RESOLUTION OF PRIOR DAY'S TESTING ISSUES
I found a couple of errors, one a hardware issue and the other a design flaw in my Verilog for the FPGA. A pin was bent on the socket that the cable connects into on the 13SD disk drive - it was the pin for File Ready status, coincidentally. My logic that simulates the 90 second spinup of a disk drive for the pure virtual mode was blocking the signals from being passed along to the 1130's disk controller logic when in real mode.
I loaded new bitstreams into the FPGA and some cleaned up code into the PICO processor, then resumed my testing. I still did not see any sector number changes on the device status word (DSW) on the 1130. The drive remained in Not Ready status.
ELECTRICAL SIGNALS FROM THE DISK DRIVE ARE CORRECT
I checked the electrical signals from the 13SD internal disk drive into my Virtual 2315 Cartridge Facility (V2315CF) interface board. They were all present and correct. The issue seems to exist in my Verilog code in the FPGA. I will set up for some diagnostic monitoring so that I can track down the issue.

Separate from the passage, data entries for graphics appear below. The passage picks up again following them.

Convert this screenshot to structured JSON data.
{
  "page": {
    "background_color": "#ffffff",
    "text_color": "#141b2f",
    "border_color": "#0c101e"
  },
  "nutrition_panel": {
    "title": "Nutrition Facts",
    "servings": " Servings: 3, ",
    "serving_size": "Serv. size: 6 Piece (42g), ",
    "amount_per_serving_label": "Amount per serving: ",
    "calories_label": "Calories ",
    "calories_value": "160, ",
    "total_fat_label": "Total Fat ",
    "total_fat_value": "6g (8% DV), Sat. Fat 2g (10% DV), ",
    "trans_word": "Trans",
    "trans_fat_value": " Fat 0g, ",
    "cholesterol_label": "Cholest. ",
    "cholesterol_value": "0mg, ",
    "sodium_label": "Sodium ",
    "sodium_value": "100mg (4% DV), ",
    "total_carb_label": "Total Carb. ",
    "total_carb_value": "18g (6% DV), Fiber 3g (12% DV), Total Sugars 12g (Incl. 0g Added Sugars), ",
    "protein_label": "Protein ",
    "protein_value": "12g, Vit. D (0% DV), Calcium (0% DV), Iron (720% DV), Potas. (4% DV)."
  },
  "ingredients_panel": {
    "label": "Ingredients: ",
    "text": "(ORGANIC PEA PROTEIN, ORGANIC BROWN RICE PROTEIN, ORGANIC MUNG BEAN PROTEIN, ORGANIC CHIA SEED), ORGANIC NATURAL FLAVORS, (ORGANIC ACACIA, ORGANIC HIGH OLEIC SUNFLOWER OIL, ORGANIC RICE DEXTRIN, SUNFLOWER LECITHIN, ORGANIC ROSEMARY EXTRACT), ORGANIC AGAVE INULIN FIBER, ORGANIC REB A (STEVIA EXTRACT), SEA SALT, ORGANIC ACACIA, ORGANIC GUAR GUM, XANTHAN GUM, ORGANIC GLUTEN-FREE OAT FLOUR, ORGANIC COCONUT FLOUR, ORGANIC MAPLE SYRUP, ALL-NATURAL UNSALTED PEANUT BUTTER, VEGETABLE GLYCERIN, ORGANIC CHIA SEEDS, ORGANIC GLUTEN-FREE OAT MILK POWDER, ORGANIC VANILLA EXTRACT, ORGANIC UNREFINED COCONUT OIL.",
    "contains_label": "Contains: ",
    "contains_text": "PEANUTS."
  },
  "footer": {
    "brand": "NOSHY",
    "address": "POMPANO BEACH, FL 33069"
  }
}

AFTER UNLOADING A VIRTUAL 2315 IMAGE, UNLOCK LAMP BLINKS
The Unlock lamp on the V2315CF monitors the Unlock detection signal from my interface board, which will have a transistor detecting whether Unlock is 48V or 0, the latter representing a lit lamp. However, since the circuitry in that portion of the interface has changed, I didn't have the Unlock wire from the disk drive connected.
The result was that random noise on the line produced on and off values in the FPGA. Depending on the timing of when the PICO code asked for the Unlock status, it either saw it as off or on, producing an alternation - blinking. The temporary solution is to ground that input to the interface board, while the longer range solution is to wire in the circuits related to Unlock on that board.
THE HOT BIT IN THE ACCUMULATOR IS AN ADDER ISSUE - TRIED CPU DIAGNOSTICS
I used the core memory loader to install the CPU diagnostic which runs through all the instructions with their variants and edge cases. It quickly flagged an error in that relative branch instructions (MDX) were producing the wrong result.
The MDX instruction, short format, takes the last eight bits of the instruction word as a signed integer. It adds that to the address in the Instruction Address Register (IAR) which points at the next instruction to fetch and execute from memory. Thus MDX can branch about 128 words on either side of where the MDX instruction sits - IAR plus 0-127 or minus 1-128.
If the accumulator has a hot bit 10, then the addition of IAR and the signed integer may produce the wrong answer - depending on whether the correct value also has a 1 in bit 10 or not. I will have to diagnose and repair this fault before I can run any code containing relative branches, addition, subtraction, shifting, etc.